AC Milan have been fairly quiet thus far in the January transfer window, bringing in just one player in the shape of Kevin-Prince Boateng. That may change soon, however, with the Rossoneri purportedly close to signing Leonel Vangioni.
We have a good rapport with River Plate and want to maintain it. He will almost certainly arrive, we announced our interest in the player. We’ll see if we are able to reach an agreement […] It could happen, but it depends more on River than on us. If they should let him go for a reasonable sum, we’d bring him in straight away.
Vangioni is no household name in European football, having yet to play outside of Argentina. Here, Bleacher Report analyses the player before assessing what he could bring to Milan, and if he would be a worthwhile addition.
Leonel Vangioni Profile
Position: Left-back/ Left-winger
Club: River Plate
Country: Argentina (four caps)
Vangioni began playing football with his hometown team, Club Atletico Riberas de Parana, before joining the widely respected Newell’s Old Boys academy, a youth system responsible for nurturing the likes of Lionel Messi and Gabriel Batistuta in the past.
After three seasons of first-team football with Newell’s, Vangioni was called up for Argentina under Diego Maradona’s auspices, subsequently winning his first cap on September 30, 2009, in a friendly against Ghana.
In 2013, he made the move to River Plate, one of Argentina’s grandest clubs. There, he established himself as a left-back, having operated as a winger at times during the formative stages of his career.
Vangioni went on to play a crucial role in River’s successes under coach Marcelo Gallardo, winning one Argentine Primera title, one Copa Sudamericana and one Copa Libertadores. He also played in their 3-0 defeat to Barcelona in the final of the 2015 FIFA Club World Cup.
As someone who can play either as a left-back or a left-winger, Vangioni’s primary talents lie in his ability to push on and contribute in the attacking phase. His pace and technique are often evidenced by forward forays into opposition territory.
Once in the final third, Vangioni has a reasonable shot from long range and is also a good crosser of the ball, as shown below. However, he is not the most reliable of defensive players, with Argentinian football writer Sam Kelly telling Bleacher Report: "He kicks people a bit more than he should and is better going forwards than backwards."
Would he fit in at Milan?
The foremost question surrounding Vangioni’s potential move to Milan is: Where exactly would he play?
Recently, Sinisa Mihajlovic has preferred a 4-4-2 system, a formation that would offer the left-sided Argentinian two possible routes into the Rossoneri lineup.
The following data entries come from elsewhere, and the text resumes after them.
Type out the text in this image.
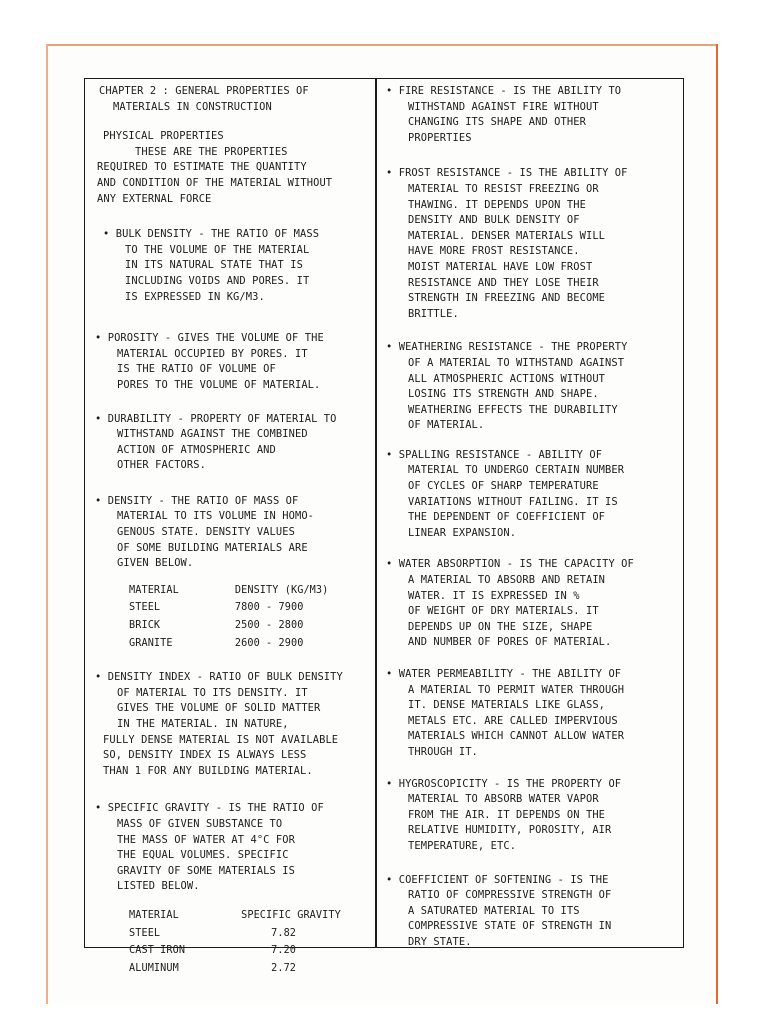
CHAPTER 2 : GENERAL PROPERTIES OF
MATERIALS IN CONSTRUCTION
PHYSICAL PROPERTIES
THESE ARE THE PROPERTIES
REQUIRED TO ESTIMATE THE QUANTITY
AND CONDITION OF THE MATERIAL WITHOUT
ANY EXTERNAL FORCE
• BULK DENSITY - THE RATIO OF MASS
TO THE VOLUME OF THE MATERIAL
IN ITS NATURAL STATE THAT IS
INCLUDING VOIDS AND PORES. IT
IS EXPRESSED IN KG/M3.
• POROSITY - GIVES THE VOLUME OF THE
MATERIAL OCCUPIED BY PORES. IT
IS THE RATIO OF VOLUME OF
PORES TO THE VOLUME OF MATERIAL.
• DURABILITY - PROPERTY OF MATERIAL TO
WITHSTAND AGAINST THE COMBINED
ACTION OF ATMOSPHERIC AND
OTHER FACTORS.
• DENSITY - THE RATIO OF MASS OF
MATERIAL TO ITS VOLUME IN HOMO-
GENOUS STATE. DENSITY VALUES
OF SOME BUILDING MATERIALS ARE
GIVEN BELOW.
MATERIAL	DENSITY (KG/M3)
STEEL	7800 - 7900
BRICK	2500 - 2800
GRANITE	2600 - 2900
• DENSITY INDEX - RATIO OF BULK DENSITY
OF MATERIAL TO ITS DENSITY. IT
GIVES THE VOLUME OF SOLID MATTER
IN THE MATERIAL. IN NATURE,
FULLY DENSE MATERIAL IS NOT AVAILABLE
SO, DENSITY INDEX IS ALWAYS LESS
THAN 1 FOR ANY BUILDING MATERIAL.
• SPECIFIC GRAVITY - IS THE RATIO OF
MASS OF GIVEN SUBSTANCE TO
THE MASS OF WATER AT 4°C FOR
THE EQUAL VOLUMES. SPECIFIC
GRAVITY OF SOME MATERIALS IS
LISTED BELOW.
MATERIAL	SPECIFIC GRAVITY
STEEL	7.82
CAST IRON	7.20
ALUMINUM	2.72
• FIRE RESISTANCE - IS THE ABILITY TO
WITHSTAND AGAINST FIRE WITHOUT
CHANGING ITS SHAPE AND OTHER
PROPERTIES
• FROST RESISTANCE - IS THE ABILITY OF
MATERIAL TO RESIST FREEZING OR
THAWING. IT DEPENDS UPON THE
DENSITY AND BULK DENSITY OF
MATERIAL. DENSER MATERIALS WILL
HAVE MORE FROST RESISTANCE.
MOIST MATERIAL HAVE LOW FROST
RESISTANCE AND THEY LOSE THEIR
STRENGTH IN FREEZING AND BECOME
BRITTLE.
• WEATHERING RESISTANCE - THE PROPERTY
OF A MATERIAL TO WITHSTAND AGAINST
ALL ATMOSPHERIC ACTIONS WITHOUT
LOSING ITS STRENGTH AND SHAPE.
WEATHERING EFFECTS THE DURABILITY
OF MATERIAL.
• SPALLING RESISTANCE - ABILITY OF
MATERIAL TO UNDERGO CERTAIN NUMBER
OF CYCLES OF SHARP TEMPERATURE
VARIATIONS WITHOUT FAILING. IT IS
THE DEPENDENT OF COEFFICIENT OF
LINEAR EXPANSION.
• WATER ABSORPTION - IS THE CAPACITY OF
A MATERIAL TO ABSORB AND RETAIN
WATER. IT IS EXPRESSED IN %
OF WEIGHT OF DRY MATERIALS. IT
DEPENDS UP ON THE SIZE, SHAPE
AND NUMBER OF PORES OF MATERIAL.
• WATER PERMEABILITY - THE ABILITY OF
A MATERIAL TO PERMIT WATER THROUGH
IT. DENSE MATERIALS LIKE GLASS,
METALS ETC. ARE CALLED IMPERVIOUS
MATERIALS WHICH CANNOT ALLOW WATER
THROUGH IT.
• HYGROSCOPICITY - IS THE PROPERTY OF
MATERIAL TO ABSORB WATER VAPOR
FROM THE AIR. IT DEPENDS ON THE
RELATIVE HUMIDITY, POROSITY, AIR
TEMPERATURE, ETC.
• COEFFICIENT OF SOFTENING - IS THE
RATIO OF COMPRESSIVE STRENGTH OF
A SATURATED MATERIAL TO ITS
COMPRESSIVE STATE OF STRENGTH IN
DRY STATE.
One would be at left-back; the other would be on the left wing.
However, Milan are well-covered in these areas, indeed some of their best players occupy these very positions. Giacomo Bonaventura has consistently shown his class from a left-wing berth, while Luca Antonelli has also played well at left-back. According to WhoScored.com, the pair have been two of Milan's best players this season.
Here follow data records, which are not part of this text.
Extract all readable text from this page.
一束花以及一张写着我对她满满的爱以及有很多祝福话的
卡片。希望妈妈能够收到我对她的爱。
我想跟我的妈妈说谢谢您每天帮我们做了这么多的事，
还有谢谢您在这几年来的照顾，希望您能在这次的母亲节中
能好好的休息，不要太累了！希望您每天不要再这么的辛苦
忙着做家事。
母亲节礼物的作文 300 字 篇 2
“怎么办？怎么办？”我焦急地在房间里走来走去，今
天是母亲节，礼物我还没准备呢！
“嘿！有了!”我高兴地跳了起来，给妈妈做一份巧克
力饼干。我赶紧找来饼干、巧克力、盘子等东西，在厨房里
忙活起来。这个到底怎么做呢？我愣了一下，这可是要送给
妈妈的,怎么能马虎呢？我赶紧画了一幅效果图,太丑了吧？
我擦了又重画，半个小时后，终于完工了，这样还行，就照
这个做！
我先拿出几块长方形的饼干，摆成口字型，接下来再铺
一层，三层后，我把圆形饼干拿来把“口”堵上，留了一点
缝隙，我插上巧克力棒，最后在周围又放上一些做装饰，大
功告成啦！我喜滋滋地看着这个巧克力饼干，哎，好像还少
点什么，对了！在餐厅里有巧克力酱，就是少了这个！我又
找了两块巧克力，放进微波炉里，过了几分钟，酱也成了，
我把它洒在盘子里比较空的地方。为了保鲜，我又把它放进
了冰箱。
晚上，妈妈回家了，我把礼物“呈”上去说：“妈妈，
It’s hard to imagine Vangioni pushing his way past either Bonaventura or Antonelli, suggesting that—assuming Milan stick with the 4-4-2—he would most likely be a utility man.
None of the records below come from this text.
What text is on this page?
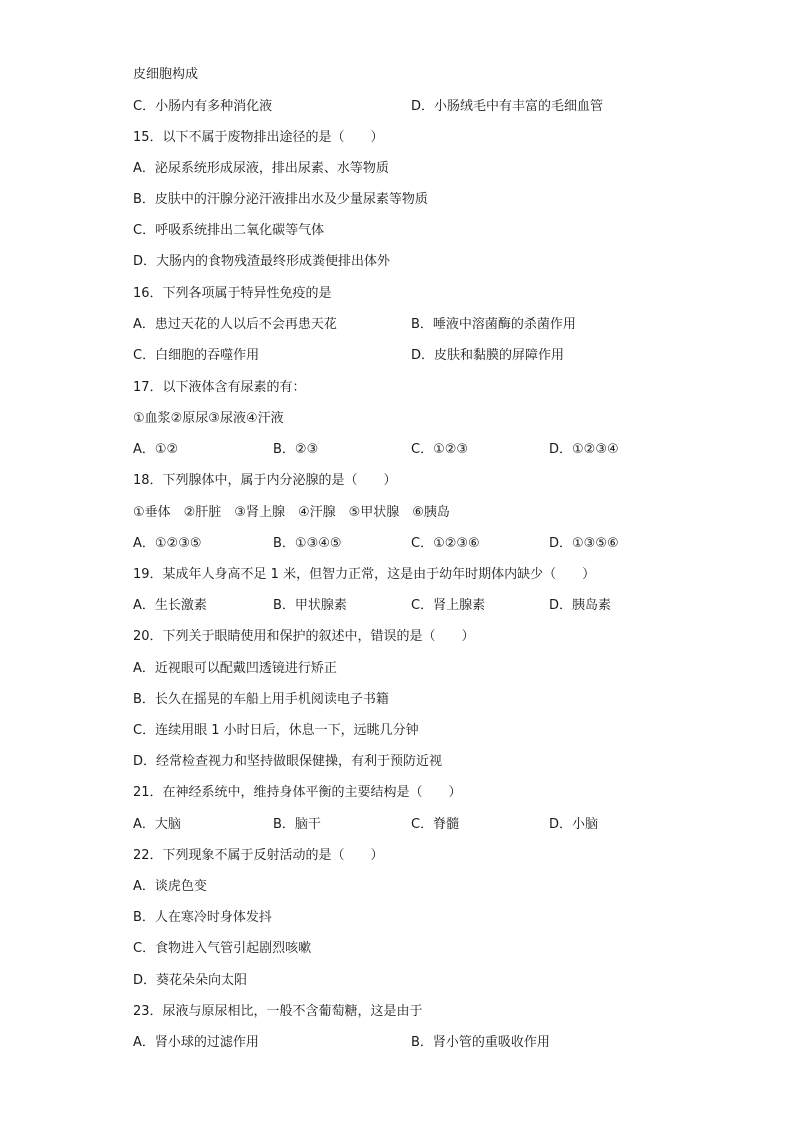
皮细胞构成
C．小肠内有多种消化液	D．小肠绒毛中有丰富的毛细血管
15．以下不属于废物排出途径的是（　　）
A．泌尿系统形成尿液，排出尿素、水等物质
B．皮肤中的汗腺分泌汗液排出水及少量尿素等物质
C．呼吸系统排出二氧化碳等气体
D．大肠内的食物残渣最终形成粪便排出体外
16．下列各项属于特异性免疫的是
A．患过天花的人以后不会再患天花	B．唾液中溶菌酶的杀菌作用
C．白细胞的吞噬作用	D．皮肤和黏膜的屏障作用
17．以下液体含有尿素的有：
①血浆②原尿③尿液④汗液
A．①②	B．②③	C．①②③	D．①②③④
18．下列腺体中，属于内分泌腺的是（　　）
①垂体　②肝脏　③肾上腺　④汗腺　⑤甲状腺　⑥胰岛
A．①②③⑤	B．①③④⑤	C．①②③⑥	D．①③⑤⑥
19．某成年人身高不足 1 米，但智力正常，这是由于幼年时期体内缺少（　　）
A．生长激素	B．甲状腺素	C．肾上腺素	D．胰岛素
20．下列关于眼睛使用和保护的叙述中，错误的是（　　）
A．近视眼可以配戴凹透镜进行矫正
B．长久在摇晃的车船上用手机阅读电子书籍
C．连续用眼 1 小时日后，休息一下，远眺几分钟
D．经常检查视力和坚持做眼保健操，有利于预防近视
21．在神经系统中，维持身体平衡的主要结构是（　　）
A．大脑	B．脑干	C．脊髓	D．小脑
22．下列现象不属于反射活动的是（　　）
A．谈虎色变
B．人在寒冷时身体发抖
C．食物进入气管引起剧烈咳嗽
D．葵花朵朵向太阳
23．尿液与原尿相比，一般不含葡萄糖，这是由于
A．肾小球的过滤作用	B．肾小管的重吸收作用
There is further bad news in that Mihajlovic’s preferred system, the 4-3-1-2, doesn’t even incorporate wingers, meaning there would be one fewer spot in the team for Vangioni to fight for should Mihajlovic switch to the diamond midfield.
Would Vangioni be a good signing?
With his contract at River Plate expiring in the summer, Milan could capture Vangioni at the end of this season for no transfer fee. But, according to Calciomercato (h/t Forza Italian Football), “the Rossoneri have offered River Plate €750,000 to get a transfer completed as soon as possible.”
Milan's pursuit of a left-back given the presence of Antonelli is a small mystery, so if they are to sign Vangioni, it is recommended they do so on a free transfer. Although he could be a useful squad player, there is no need for Milan to prioritise his signature.